Since fwrite()
cannot apply encoding argument , how can i export csv file in specific encode as fast as fwrite()
? (fwrite()
As of writing this, fwrite does not support forcing encoding. There is a workaround that I use, but it's a bit more obtuse than I'd like. For your example:
readr::write_excel_csv(DT[,0],"DT.csv")
data.table::fwrite(DT,file = "DT.csv",append = T)
The first line will save only the headers of your data table to the CSV, defaulting to UTF-8 with the Byte order mark required to let Excel know that the file is encoded UTF-8. The fwrite statement then uses the append option to add additional lines to the original CSV. This retains the encoding from write_excel_csv, while maximizing the write speed.
If you work within R,
try this as working approach:
# You have DT
# DT is a data.table / data.frame
# DT$text contains any text data not encoded with 'utf-8'
library(data.table)
DT$text <– enc2utf8(DT$text) # it forces underlying data to be encoded with 'utf-8'
fwrite(DT, "DT.csv", bom = T) # Then save the file using ' bom = TRUE '
Hope that helps.
I know some people have already answered but I wanted to contribute a more holistic solution using the answer from user2554330.
# Encode data in UTF-8
for (col in colnames(DT)) {
names(DT) <- enc2utf8(names(DT)) # Column names need to be encoded too
DT[[col]] <- as.character(DT[[col]]) # Allows for enc2utf8() and Encoding()
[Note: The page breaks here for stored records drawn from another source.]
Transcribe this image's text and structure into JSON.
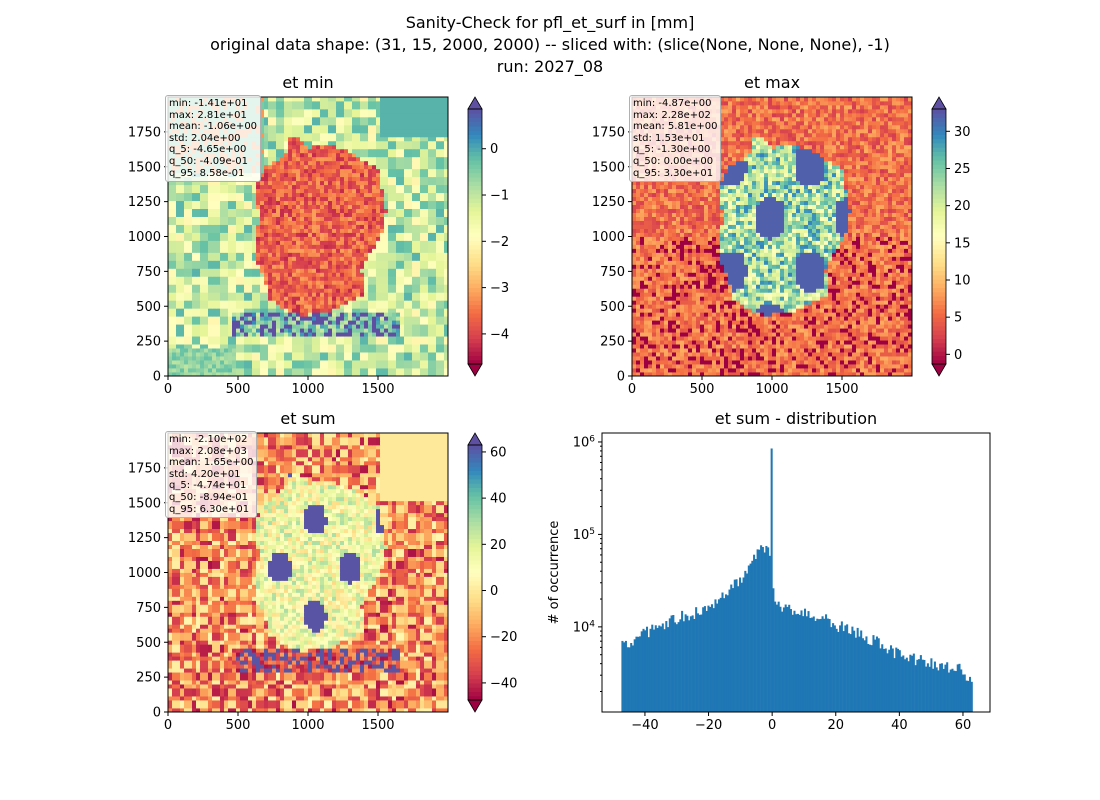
{
  "figure": {
    "title_line1": "Sanity-Check for pfl_et_surf in [mm]",
    "title_line2": "original data shape: (31, 15, 2000, 2000) -- sliced with: (slice(None, None, None), -1)",
    "title_line3": "run: 2027_08",
    "colormap": "Spectral",
    "cmap_colors": [
      "#9e0142",
      "#d53e4f",
      "#f46d43",
      "#fdae61",
      "#fee08b",
      "#ffffbf",
      "#e6f598",
      "#abdda4",
      "#66c2a5",
      "#3288bd",
      "#5e4fa2"
    ]
  },
  "chart_data": [
    {
      "type": "heatmap",
      "title": "et min",
      "x_ticks": [
        "0",
        "500",
        "1000",
        "1500"
      ],
      "y_ticks": [
        "0",
        "250",
        "500",
        "750",
        "1000",
        "1250",
        "1500",
        "1750"
      ],
      "xlim": [
        0,
        2000
      ],
      "ylim": [
        0,
        2000
      ],
      "colorbar": {
        "range": [
          -4.65,
          0.858
        ],
        "ticks": [
          0,
          -1,
          -2,
          -3,
          -4
        ],
        "tick_labels": [
          "0",
          "−1",
          "−2",
          "−3",
          "−4"
        ],
        "extend": "both"
      },
      "stats": [
        "min: -1.41e+01",
        "max: 2.81e+01",
        "mean: -1.06e+00",
        "std: 2.04e+00",
        "q_5: -4.65e+00",
        "q_50: -4.09e-01",
        "q_95: 8.58e-01"
      ]
    },
    {
      "type": "heatmap",
      "title": "et max",
      "x_ticks": [
        "0",
        "500",
        "1000",
        "1500"
      ],
      "y_ticks": [
        "0",
        "250",
        "500",
        "750",
        "1000",
        "1250",
        "1500",
        "1750"
      ],
      "xlim": [
        0,
        2000
      ],
      "ylim": [
        0,
        2000
      ],
      "colorbar": {
        "range": [
          -1.3,
          33.0
        ],
        "ticks": [
          0,
          5,
          10,
          15,
          20,
          25,
          30
        ],
        "tick_labels": [
          "0",
          "5",
          "10",
          "15",
          "20",
          "25",
          "30"
        ],
        "extend": "both"
      },
      "stats": [
        "min: -4.87e+00",
        "max: 2.28e+02",
        "mean: 5.81e+00",
        "std: 1.53e+01",
        "q_5: -1.30e+00",
        "q_50: 0.00e+00",
        "q_95: 3.30e+01"
      ]
    },
    {
      "type": "heatmap",
      "title": "et sum",
      "x_ticks": [
        "0",
        "500",
        "1000",
        "1500"
      ],
      "y_ticks": [
        "0",
        "250",
        "500",
        "750",
        "1000",
        "1250",
        "1500",
        "1750"
      ],
      "xlim": [
        0,
        2000
      ],
      "ylim": [
        0,
        2000
      ],
      "colorbar": {
        "range": [
          -47.4,
          63.0
        ],
        "ticks": [
          60,
          40,
          20,
          0,
          -20,
          -40
        ],
        "tick_labels": [
          "60",
          "40",
          "20",
          "0",
          "−20",
          "−40"
        ],
        "extend": "both"
      },
      "stats": [
        "min: -2.10e+02",
        "max: 2.08e+03",
        "mean: 1.65e+00",
        "std: 4.20e+01",
        "q_5: -4.74e+01",
        "q_50: -8.94e-01",
        "q_95: 6.30e+01"
      ]
    },
    {
      "type": "bar",
      "title": "et sum - distribution",
      "ylabel": "# of occurrence",
      "xlabel": "",
      "yscale": "log",
      "xlim": [
        -53.5,
        68.5
      ],
      "ylim": [
        1200,
        1250000
      ],
      "x_ticks": [
        -40,
        -20,
        0,
        20,
        40,
        60
      ],
      "x_tick_labels": [
        "−40",
        "−20",
        "0",
        "20",
        "40",
        "60"
      ],
      "y_ticks": [
        10000,
        100000,
        1000000
      ],
      "y_tick_labels": [
        "10<tspan baseline-shift='super' font-size='9'>4</tspan>",
        "10<tspan baseline-shift='super' font-size='9'>5</tspan>",
        "10<tspan baseline-shift='super' font-size='9'>6</tspan>"
      ],
      "bar_color": "#1f77b4",
      "bins": {
        "start": -47.4,
        "end": 63.0,
        "count": 200
      },
      "spike": {
        "x": 0,
        "value": 850000
      },
      "profile": [
        [
          -47.4,
          6500
        ],
        [
          -40,
          9000
        ],
        [
          -30,
          13000
        ],
        [
          -20,
          16500
        ],
        [
          -10,
          33000
        ],
        [
          -3,
          75000
        ],
        [
          -0.6,
          70000
        ],
        [
          0.6,
          17500
        ],
        [
          5,
          16500
        ],
        [
          10,
          15500
        ],
        [
          20,
          11000
        ],
        [
          30,
          8000
        ],
        [
          40,
          5200
        ],
        [
          50,
          4200
        ],
        [
          60,
          3500
        ],
        [
          63,
          2500
        ]
      ]
    }
  ]
}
DT[[col]] <- enc2utf8(DT[[col]]) # same as users' answer
Encoding(DT[[col]]) <- "unknown"
}
fwrite(DT, "DT.csv", bom = T)
# When re-importing your data be sure to use encoding = "UTF-8"
DT2 <- fread("DT.csv", encoding = "UTF-8")
# DT2 should be identical to the original DT
This should work for any and all UTF-8 characters anywhere on a data.table
You should post a reproducible example, but I would guess you could do this by making sure the data in DT
is in UTF-8 within R, then setting the encoding of each column to "unknown". R will then assume the data is encoded in the native encoding when you write it out.
For example,
DF <- data.frame(text = "á", stringsAsFactors = FALSE)
DF$text <- enc2utf8(DF$text) # Only necessary if Encoding(DF$text) isn't "UTF-8"
Encoding(DF$text) <- "unknown"
data.table::fwrite(DF, "DF.csv", bom = TRUE)
If the columns of DF
are factors, you'll need to convert them to character vectors before this will work.